Mobilizing the Millennial Vote - According to data from the Pew Research Center, almost half of the more than 27 million Latinos eligible to vote this November are from the so-called millennial generation. In California, one of every three Latinos is a young adult under 30. If they were to come out to vote in big numbers, they could decide important races. In Kern County, California, local activists are trying to find creative ways to motivate young people to vote on November 8th. Our reporter Rubén Tapia was at a protest against an immigrant detention center in Bakersfield.

Latinos More Segregated than Ever - In a sad irony, the schools that have the name Gonzalo and Felícitas Méndez, pioneers of the cause to abolish school segregation, now have 100 percent Latino students. That’s what civil rights advocate Sylvia Méndez told Radio Bilingüe’s news director Samuel Orozco. As a child, Méndez protagonized the historic legal case that marked the beginning of the end of school segregation in the country. Seventy years after the legal battle of Mendez vs Westminster, Sylvia comments on the cause that her family took up to fight the existence of separate schools for whites and Mexicans.

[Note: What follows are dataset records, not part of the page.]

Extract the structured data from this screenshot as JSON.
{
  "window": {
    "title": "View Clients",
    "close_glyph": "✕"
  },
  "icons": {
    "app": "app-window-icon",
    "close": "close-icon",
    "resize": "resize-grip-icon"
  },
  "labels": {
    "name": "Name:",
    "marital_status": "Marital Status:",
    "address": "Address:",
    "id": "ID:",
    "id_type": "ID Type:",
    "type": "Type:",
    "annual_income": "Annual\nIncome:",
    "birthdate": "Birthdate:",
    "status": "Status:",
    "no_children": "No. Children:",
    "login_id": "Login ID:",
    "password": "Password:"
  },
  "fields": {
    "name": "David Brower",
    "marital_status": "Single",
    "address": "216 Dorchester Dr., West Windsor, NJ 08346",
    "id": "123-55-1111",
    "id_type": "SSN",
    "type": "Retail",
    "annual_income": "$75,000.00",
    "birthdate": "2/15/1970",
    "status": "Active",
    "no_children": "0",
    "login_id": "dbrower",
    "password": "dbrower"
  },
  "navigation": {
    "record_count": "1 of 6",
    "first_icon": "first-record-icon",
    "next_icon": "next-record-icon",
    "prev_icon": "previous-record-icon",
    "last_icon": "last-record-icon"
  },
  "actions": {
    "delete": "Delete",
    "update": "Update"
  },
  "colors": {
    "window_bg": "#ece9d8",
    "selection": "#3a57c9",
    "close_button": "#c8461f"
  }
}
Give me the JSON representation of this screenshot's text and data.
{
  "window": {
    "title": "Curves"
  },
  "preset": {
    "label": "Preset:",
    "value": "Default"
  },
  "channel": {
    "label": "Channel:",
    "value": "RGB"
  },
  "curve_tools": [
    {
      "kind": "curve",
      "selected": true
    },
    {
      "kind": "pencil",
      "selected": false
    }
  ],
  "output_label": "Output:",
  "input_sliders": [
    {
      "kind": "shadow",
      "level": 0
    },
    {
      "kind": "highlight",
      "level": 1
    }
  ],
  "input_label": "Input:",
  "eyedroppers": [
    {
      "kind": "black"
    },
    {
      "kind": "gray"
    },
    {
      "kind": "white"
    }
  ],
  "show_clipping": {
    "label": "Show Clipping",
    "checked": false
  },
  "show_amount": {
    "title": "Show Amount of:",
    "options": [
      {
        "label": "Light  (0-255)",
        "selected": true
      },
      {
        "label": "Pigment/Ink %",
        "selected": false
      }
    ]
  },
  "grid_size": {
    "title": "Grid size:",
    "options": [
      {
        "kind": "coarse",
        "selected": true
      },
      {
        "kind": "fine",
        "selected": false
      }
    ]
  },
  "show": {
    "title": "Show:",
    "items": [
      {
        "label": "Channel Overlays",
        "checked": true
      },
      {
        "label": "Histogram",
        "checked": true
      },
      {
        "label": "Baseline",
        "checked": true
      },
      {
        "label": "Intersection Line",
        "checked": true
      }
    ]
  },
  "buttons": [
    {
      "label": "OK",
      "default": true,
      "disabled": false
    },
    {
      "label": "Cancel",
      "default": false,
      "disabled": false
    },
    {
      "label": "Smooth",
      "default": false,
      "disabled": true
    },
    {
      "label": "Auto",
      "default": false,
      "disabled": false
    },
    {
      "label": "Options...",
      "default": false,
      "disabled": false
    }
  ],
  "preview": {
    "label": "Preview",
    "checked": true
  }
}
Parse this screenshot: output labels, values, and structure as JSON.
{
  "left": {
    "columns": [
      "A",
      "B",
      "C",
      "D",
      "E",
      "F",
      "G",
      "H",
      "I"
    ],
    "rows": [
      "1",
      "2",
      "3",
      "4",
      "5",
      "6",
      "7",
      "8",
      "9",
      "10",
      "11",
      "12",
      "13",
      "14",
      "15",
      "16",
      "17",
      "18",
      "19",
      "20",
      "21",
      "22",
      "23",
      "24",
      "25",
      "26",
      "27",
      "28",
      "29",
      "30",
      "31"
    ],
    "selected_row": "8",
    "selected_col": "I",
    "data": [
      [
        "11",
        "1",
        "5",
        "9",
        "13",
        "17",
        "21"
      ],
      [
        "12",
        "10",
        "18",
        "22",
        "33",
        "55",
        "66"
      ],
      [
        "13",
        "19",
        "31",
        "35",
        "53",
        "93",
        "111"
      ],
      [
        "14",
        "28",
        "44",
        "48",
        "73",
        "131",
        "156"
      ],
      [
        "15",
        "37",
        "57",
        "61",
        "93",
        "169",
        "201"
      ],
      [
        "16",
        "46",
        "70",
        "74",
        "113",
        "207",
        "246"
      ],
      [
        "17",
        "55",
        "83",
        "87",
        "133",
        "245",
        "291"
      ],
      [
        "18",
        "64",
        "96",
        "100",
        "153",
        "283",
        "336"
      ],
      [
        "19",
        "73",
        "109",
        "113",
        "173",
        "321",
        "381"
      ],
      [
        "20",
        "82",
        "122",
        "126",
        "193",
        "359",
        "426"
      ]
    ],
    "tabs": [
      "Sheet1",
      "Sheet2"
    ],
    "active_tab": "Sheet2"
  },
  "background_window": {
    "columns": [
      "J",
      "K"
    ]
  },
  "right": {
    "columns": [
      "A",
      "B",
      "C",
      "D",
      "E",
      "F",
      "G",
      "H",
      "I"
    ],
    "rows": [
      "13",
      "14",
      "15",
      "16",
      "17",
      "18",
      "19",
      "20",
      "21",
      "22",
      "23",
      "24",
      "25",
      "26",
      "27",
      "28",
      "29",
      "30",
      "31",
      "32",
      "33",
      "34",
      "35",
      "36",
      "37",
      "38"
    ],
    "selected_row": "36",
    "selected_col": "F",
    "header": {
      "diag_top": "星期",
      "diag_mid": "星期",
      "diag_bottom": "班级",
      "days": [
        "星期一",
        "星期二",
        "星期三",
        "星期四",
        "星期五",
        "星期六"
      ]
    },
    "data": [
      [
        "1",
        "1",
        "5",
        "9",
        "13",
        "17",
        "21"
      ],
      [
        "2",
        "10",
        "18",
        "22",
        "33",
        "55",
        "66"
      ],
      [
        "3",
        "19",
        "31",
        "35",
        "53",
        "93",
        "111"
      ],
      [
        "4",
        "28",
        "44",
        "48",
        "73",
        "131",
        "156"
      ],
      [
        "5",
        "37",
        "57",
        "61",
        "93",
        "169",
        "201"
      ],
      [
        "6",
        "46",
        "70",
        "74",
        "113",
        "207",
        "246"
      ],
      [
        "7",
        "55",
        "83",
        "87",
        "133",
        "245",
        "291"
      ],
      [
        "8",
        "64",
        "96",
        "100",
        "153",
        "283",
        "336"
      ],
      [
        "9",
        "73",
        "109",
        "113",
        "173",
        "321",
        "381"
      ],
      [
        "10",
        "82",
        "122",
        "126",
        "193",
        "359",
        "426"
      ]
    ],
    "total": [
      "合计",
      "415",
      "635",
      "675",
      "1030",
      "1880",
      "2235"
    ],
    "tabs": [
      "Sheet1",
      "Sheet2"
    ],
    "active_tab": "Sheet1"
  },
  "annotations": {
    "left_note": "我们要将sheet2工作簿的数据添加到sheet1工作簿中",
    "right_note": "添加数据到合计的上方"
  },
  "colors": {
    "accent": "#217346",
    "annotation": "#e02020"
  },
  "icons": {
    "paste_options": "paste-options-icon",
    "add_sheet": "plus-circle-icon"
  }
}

Yaquis Fight for their River – The traditional authorities of the Yaqui indigenous tribe, in the north of Mexico, say the construction of a mega-aqueduct will leave the Yaqui River dry and their people without their ancestral sustenance. In retaliation for defending his people’s water rights, one prominent Yaqui leader spent a year in prison. Now free, leader Mario Luna continues at the forefront of the fight for water. He recently spoke on Radio Bilingüe. Marco Vinicio González has the story.